UBC Theses and Dissertations
Government - intermediary - university : the financial decision-making role of the Universities Council of British Columbia Southern, Lee
This study examines the financial decision-making role of the Universities Council of British Columbia as an intermediary in government-university relations. It focusses on the major decisions taken by the Universities Council in the period 1974-1982 in exercising its statutory mandate for university financing. The purpose is two fold: to determine whether any problems exist for the Universities Council as an intermediary in the performance of its financial decision-making role; and, if problems exist, to recommend appropriate future courses of action to address them. This task is attempted, first, by making a review of the literature, to establish what has already been learned about the performance of intermediaries in a government-university setting and the nature of university costs and financial behaviour; second, by utilizing an elementary mode of analysis which involves the construction of simple, descriptive models representing some of the elements recognized to be present in the interaction between governments, universities, and intermediaries; third, by recounting the difficulties actually encountered by the Universities Council in recent decisions concerning (i) the annual recommendation to government about the universities' financial requirements, and (ii) the annual allocations to the universities for general operating purposes; and fourth, concluding with some suggestions concerning the Council's financial decision-making role in future.
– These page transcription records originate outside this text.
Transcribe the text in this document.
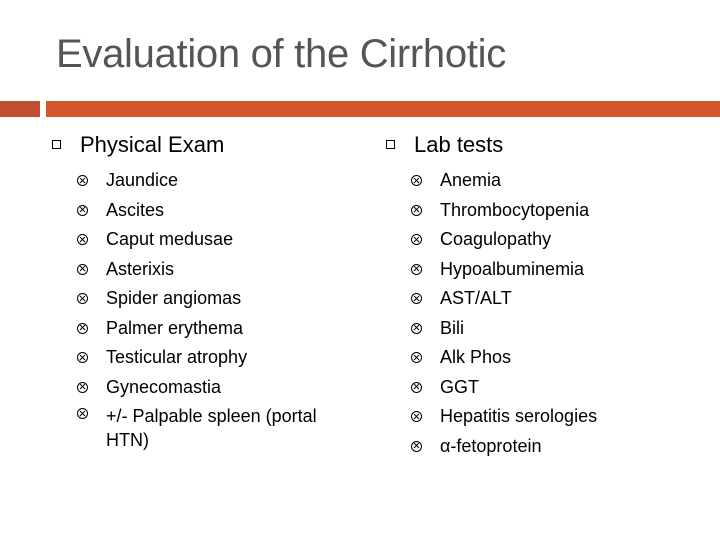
Evaluation of the Cirrhotic
Physical Exam
Jaundice
Ascites
Caput medusae
Asterixis
Spider angiomas
Palmer erythema
Testicular atrophy
Gynecomastia
+/- Palpable spleen (portal HTN)
Lab tests
Anemia
Thrombocytopenia
Coagulopathy
Hypoalbuminemia
AST/ALT
Bili
Alk Phos
GGT
Hepatitis serologies
α-fetoprotein
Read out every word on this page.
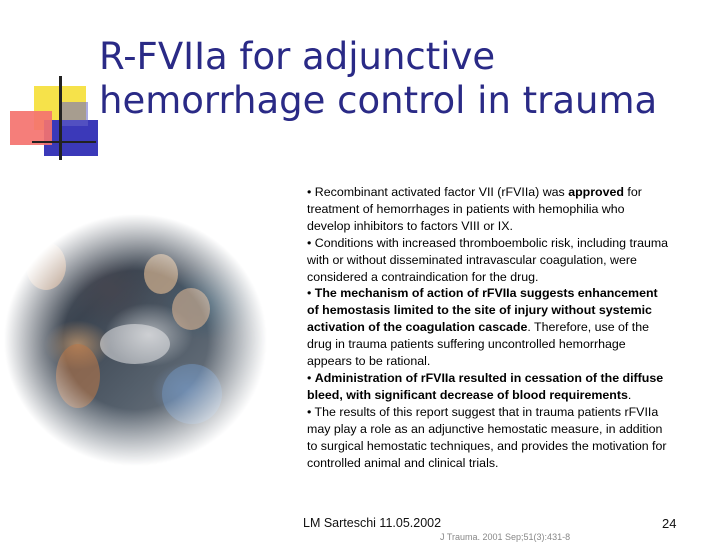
R-FVIIa for adjunctive hemorrhage control in trauma

• Recombinant activated factor VII (rFVIIa) was approved for treatment of hemorrhages in patients with hemophilia who develop inhibitors to factors VIII or IX.

• Conditions with increased thromboembolic risk, including trauma with or without disseminated intravascular coagulation, were considered a contraindication for the drug.

• The mechanism of action of rFVIIa suggests enhancement of hemostasis limited to the site of injury without systemic activation of the coagulation cascade. Therefore, use of the drug in trauma patients suffering uncontrolled hemorrhage appears to be rational.

• Administration of rFVIIa resulted in cessation of the diffuse bleed, with significant decrease of blood requirements.

• The results of this report suggest that in trauma patients rFVIIa may play a role as an adjunctive hemostatic measure, in addition to surgical hemostatic techniques, and provides the motivation for controlled animal and clinical trials.

J Trauma. 2001 Sep;51(3):431-8
LM Sarteschi 11.05.2002	24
The examination discloses two basic problems associated with the Council's approaches for discharging its financial mandate. First, Council has not been able to formulate a fully satisfactory perception of the financial requirements of the universities. Second, in absence of such a perception the Council has not succeeded in developing an acceptable long term methodology for the allocation of the provincial operating grant for universities. In addition, the analysis suggests that an intermediary in higher education requires the retention of significant support from the other major entities in the system. The study concludes by suggesting that Council explore a more explicit planning approach to guide its financial decision-making role.